On peut néanmoins douter de l’efficacité de ces dispositifs pour les militants les plus
concernés par le plafonnement de carrière, dans le champ professionnel et syndical, et
s’étonner que l’accompagnement des parcours militants ne s’appuie pas d’abord sur une
politique de formation professionnelle continue des syndicalistes ou des programmes de
formation syndicale qui renoue avec la « matrice de l’éducation permanente » (Dubar, 2008).

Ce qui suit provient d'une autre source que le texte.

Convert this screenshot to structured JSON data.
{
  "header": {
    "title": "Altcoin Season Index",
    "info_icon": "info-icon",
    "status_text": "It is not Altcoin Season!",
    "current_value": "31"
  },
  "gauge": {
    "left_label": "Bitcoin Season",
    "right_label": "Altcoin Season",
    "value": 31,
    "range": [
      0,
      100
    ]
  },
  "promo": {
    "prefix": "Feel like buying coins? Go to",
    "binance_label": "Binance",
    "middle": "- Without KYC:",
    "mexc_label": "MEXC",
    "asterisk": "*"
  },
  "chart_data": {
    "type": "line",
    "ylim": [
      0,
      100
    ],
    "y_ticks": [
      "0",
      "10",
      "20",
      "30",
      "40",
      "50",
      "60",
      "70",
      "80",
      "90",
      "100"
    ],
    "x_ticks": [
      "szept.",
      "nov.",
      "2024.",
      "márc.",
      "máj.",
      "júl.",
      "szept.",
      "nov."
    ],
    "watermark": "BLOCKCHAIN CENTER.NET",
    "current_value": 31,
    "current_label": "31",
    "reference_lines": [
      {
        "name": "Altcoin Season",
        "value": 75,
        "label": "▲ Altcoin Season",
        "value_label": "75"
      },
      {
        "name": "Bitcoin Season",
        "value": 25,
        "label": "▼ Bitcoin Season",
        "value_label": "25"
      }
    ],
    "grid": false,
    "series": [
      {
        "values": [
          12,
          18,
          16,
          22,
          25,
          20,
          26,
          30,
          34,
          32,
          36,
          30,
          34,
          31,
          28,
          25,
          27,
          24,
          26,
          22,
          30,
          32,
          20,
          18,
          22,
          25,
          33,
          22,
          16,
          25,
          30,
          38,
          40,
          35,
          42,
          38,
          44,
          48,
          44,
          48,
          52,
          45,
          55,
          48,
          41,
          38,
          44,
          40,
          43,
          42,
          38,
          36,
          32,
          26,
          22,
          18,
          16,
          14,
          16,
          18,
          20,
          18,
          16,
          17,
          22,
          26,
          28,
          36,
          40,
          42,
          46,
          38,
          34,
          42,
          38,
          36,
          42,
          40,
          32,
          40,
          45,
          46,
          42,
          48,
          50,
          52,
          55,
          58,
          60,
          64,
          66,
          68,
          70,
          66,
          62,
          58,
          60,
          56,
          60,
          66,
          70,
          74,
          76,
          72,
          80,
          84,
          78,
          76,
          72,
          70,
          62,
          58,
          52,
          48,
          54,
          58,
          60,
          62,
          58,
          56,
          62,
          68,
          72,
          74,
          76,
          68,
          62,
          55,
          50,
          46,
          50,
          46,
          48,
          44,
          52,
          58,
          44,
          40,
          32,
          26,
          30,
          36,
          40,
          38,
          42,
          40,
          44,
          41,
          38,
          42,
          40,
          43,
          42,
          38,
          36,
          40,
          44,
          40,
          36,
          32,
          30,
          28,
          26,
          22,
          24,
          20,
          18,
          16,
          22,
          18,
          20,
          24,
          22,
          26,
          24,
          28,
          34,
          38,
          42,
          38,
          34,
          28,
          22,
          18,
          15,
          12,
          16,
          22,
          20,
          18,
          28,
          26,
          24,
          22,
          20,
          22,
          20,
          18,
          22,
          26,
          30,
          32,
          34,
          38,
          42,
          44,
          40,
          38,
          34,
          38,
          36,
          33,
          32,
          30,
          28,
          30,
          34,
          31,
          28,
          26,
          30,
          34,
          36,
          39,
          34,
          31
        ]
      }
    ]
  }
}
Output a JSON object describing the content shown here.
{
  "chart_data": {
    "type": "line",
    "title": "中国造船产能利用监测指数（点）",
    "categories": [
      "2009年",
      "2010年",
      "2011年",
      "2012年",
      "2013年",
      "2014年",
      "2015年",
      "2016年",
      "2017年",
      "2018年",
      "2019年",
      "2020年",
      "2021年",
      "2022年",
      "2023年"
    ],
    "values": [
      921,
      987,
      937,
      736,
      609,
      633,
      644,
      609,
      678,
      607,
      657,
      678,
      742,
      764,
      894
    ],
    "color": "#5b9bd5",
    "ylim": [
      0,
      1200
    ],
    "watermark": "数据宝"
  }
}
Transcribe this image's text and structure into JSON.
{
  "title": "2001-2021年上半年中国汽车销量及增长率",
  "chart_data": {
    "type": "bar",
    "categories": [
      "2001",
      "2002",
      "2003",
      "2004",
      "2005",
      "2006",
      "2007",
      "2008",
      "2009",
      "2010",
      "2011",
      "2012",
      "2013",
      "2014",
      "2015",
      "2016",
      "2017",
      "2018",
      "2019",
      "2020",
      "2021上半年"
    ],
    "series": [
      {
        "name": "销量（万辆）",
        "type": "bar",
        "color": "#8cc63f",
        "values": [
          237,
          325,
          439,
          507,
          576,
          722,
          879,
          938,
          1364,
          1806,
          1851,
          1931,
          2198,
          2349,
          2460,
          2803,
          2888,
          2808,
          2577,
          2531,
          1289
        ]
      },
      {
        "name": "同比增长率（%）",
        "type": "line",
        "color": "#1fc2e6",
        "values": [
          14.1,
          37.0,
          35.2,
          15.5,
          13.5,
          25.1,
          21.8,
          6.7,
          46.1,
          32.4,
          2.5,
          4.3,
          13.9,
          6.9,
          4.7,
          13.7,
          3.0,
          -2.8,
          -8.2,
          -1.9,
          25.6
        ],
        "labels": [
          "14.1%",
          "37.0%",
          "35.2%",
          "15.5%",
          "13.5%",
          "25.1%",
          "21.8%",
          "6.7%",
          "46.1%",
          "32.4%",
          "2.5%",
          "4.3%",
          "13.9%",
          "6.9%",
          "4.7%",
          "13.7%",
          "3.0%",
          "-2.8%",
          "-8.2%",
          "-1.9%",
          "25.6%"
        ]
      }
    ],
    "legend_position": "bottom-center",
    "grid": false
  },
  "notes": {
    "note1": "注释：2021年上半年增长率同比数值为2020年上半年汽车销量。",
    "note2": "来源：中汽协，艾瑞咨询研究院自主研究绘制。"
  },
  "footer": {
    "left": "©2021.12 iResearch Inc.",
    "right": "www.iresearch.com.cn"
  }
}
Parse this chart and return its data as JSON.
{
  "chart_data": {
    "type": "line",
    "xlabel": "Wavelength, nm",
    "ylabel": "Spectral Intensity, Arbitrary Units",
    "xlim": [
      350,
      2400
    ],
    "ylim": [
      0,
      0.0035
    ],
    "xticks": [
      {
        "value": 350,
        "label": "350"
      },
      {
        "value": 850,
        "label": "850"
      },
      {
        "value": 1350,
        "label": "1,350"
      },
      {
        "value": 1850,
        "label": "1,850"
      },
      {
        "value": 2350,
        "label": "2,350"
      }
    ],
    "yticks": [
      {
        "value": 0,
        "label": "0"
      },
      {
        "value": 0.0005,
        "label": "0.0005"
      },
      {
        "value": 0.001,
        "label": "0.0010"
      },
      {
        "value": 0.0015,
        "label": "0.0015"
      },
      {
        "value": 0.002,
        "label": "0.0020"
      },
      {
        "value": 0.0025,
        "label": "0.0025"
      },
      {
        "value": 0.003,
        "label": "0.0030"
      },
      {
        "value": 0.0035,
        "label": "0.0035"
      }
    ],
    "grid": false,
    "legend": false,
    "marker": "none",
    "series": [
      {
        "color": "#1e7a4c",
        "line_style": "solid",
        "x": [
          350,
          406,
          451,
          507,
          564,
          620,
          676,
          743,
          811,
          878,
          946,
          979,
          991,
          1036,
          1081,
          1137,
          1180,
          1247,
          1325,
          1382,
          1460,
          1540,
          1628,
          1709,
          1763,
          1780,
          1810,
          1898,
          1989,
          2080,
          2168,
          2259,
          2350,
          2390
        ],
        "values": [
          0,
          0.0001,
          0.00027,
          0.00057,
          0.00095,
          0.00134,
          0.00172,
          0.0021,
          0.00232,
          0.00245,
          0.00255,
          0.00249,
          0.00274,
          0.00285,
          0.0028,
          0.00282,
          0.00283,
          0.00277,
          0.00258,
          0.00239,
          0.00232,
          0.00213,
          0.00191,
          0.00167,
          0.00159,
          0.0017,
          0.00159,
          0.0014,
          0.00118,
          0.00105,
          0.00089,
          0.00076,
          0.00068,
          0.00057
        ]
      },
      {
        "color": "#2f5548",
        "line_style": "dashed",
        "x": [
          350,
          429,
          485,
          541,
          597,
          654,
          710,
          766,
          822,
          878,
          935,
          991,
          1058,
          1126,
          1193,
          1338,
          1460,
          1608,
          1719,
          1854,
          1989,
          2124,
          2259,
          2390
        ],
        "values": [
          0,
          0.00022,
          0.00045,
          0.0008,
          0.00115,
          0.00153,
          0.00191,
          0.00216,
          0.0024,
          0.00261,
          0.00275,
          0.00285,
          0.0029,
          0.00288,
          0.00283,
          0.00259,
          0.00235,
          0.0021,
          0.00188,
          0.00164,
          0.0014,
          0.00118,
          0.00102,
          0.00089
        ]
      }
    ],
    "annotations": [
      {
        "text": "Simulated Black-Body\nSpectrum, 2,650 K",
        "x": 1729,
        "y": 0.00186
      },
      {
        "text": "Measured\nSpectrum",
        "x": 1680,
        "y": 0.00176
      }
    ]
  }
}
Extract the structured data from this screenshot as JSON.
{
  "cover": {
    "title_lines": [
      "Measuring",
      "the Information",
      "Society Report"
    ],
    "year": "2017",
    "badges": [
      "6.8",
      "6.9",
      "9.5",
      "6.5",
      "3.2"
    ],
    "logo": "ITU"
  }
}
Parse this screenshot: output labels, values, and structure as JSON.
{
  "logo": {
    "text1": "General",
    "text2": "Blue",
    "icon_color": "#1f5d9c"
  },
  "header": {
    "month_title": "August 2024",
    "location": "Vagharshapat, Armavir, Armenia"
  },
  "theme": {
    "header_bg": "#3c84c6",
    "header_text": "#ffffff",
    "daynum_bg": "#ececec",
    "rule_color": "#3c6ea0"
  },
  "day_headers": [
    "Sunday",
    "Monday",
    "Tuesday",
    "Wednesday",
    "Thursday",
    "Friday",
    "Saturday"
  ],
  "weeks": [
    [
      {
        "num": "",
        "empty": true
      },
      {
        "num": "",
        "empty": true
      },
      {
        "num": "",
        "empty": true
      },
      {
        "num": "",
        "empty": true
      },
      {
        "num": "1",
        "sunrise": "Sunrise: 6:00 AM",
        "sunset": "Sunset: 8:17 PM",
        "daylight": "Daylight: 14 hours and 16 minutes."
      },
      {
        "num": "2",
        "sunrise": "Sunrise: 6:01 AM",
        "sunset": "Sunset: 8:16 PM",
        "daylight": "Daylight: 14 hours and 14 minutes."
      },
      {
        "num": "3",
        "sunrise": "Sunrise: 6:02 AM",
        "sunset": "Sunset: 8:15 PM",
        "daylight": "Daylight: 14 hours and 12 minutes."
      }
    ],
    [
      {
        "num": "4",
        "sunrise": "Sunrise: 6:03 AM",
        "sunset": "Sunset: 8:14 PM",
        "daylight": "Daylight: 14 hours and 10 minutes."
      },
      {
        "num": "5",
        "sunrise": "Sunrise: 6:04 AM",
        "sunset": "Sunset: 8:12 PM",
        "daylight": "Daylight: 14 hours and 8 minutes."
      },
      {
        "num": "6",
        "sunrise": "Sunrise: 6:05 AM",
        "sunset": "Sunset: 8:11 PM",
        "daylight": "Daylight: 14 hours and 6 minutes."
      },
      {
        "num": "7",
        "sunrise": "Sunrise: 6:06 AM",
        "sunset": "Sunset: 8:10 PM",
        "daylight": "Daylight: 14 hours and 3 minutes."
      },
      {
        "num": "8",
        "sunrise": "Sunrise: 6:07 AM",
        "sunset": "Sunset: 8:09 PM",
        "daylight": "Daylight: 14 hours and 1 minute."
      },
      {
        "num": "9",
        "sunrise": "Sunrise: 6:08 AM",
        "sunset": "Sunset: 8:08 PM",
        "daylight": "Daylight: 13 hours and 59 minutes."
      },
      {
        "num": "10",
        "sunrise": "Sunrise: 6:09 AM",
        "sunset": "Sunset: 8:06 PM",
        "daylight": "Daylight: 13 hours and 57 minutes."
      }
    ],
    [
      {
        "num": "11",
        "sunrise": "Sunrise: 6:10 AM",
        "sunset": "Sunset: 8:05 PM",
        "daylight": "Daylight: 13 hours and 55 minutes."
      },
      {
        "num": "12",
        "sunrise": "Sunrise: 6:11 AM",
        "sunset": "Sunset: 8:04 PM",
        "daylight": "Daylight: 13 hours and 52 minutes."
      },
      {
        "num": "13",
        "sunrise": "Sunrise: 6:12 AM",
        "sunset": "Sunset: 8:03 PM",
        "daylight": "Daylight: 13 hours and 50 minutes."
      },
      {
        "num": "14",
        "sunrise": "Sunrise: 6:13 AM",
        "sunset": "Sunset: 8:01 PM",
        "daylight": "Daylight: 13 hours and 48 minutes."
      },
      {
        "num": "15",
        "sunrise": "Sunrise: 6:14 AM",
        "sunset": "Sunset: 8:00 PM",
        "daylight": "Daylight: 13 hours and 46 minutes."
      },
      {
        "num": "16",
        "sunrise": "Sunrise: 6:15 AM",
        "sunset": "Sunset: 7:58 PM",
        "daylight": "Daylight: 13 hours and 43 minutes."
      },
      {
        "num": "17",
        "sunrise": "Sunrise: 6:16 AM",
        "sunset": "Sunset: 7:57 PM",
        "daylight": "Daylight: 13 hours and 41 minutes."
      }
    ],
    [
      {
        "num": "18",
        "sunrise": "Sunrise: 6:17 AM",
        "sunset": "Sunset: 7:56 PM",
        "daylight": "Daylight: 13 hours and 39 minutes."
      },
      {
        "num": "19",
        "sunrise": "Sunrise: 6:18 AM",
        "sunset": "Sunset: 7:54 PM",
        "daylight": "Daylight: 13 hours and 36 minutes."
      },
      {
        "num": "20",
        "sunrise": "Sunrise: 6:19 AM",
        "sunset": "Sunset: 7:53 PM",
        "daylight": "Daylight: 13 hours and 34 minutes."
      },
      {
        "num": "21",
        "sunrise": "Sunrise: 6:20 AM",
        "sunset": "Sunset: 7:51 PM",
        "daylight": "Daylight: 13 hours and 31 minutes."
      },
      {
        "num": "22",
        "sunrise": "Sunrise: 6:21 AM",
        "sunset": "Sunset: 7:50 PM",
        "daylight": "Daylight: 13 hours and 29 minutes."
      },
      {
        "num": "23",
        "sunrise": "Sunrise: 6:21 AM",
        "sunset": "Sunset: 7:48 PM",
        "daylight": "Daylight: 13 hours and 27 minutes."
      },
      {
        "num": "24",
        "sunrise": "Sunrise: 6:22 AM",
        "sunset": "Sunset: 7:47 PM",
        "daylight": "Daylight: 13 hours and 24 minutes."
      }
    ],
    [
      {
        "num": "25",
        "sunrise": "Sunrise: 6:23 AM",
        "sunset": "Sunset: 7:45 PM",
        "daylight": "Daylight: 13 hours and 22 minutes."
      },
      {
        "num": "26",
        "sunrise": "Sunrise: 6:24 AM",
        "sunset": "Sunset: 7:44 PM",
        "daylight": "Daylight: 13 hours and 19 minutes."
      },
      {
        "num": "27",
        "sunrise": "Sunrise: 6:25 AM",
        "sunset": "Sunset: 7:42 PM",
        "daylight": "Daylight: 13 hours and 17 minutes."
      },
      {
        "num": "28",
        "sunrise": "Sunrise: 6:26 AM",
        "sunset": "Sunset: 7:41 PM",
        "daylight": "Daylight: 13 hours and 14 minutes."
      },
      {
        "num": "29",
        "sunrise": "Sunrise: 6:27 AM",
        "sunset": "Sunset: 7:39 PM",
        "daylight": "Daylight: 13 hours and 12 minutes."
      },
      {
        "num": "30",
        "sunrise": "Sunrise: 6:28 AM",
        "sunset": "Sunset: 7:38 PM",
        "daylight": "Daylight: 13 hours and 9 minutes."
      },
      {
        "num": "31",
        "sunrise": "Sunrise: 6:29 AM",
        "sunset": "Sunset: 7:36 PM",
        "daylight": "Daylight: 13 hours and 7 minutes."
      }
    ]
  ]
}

Les militants qui ont le plus de mal à obtenir leur certification sont ceux qui ont en effet un
bagage scolaire faible et ont peu évolué professionnellement (donc eu peu accès à des
formations professionnelles). Ils sont les moins ajustés à la pédagogie et aux modes
d’évaluation des formations ou dispositifs proposés (Wagner, 2009). Rares sont ceux qui
peuvent compenser leur déficit en capital scolaire par un « capital scolaire de substitution »,
notamment dans les jeunes générations, du fait de l’affaiblissement des formations longues de
type passage-à-cadre dans les entreprises et de la technicisation des formations pour
responsables syndicaux dans certaines organisations (Guillaume, 2011). La participation des
organisations syndicales à des dispositifs individualisés de gestion des compétences militantes
nous semble donc comporter deux écueils majeurs. Le premier est que le bénéfice de ces
formations ne s’adresse qu’aux militants ajustés aux dispositifs pédagogiques, dans la
perspective d’une professionnalisation syndicale experte et individualisée, y compris dans les
structures syndicales externes à l’entreprise (Giraud, 2007) ou d’une reconversion dans les
secteurs les plus ouverts aux reconversions militantes (économie sociale, associatif…). Le
second est de donner les moyens aux employeurs pour appliquer leurs propres règles de
gestion du personnel, légitimées par la neutralité et l’extériorité des dispositifs négociés
(Maillard, 2007), et d’acter implicitement le recul des obligations des entreprises envers le
déroulement de carrière des syndicalistes (Monchatre, 2007).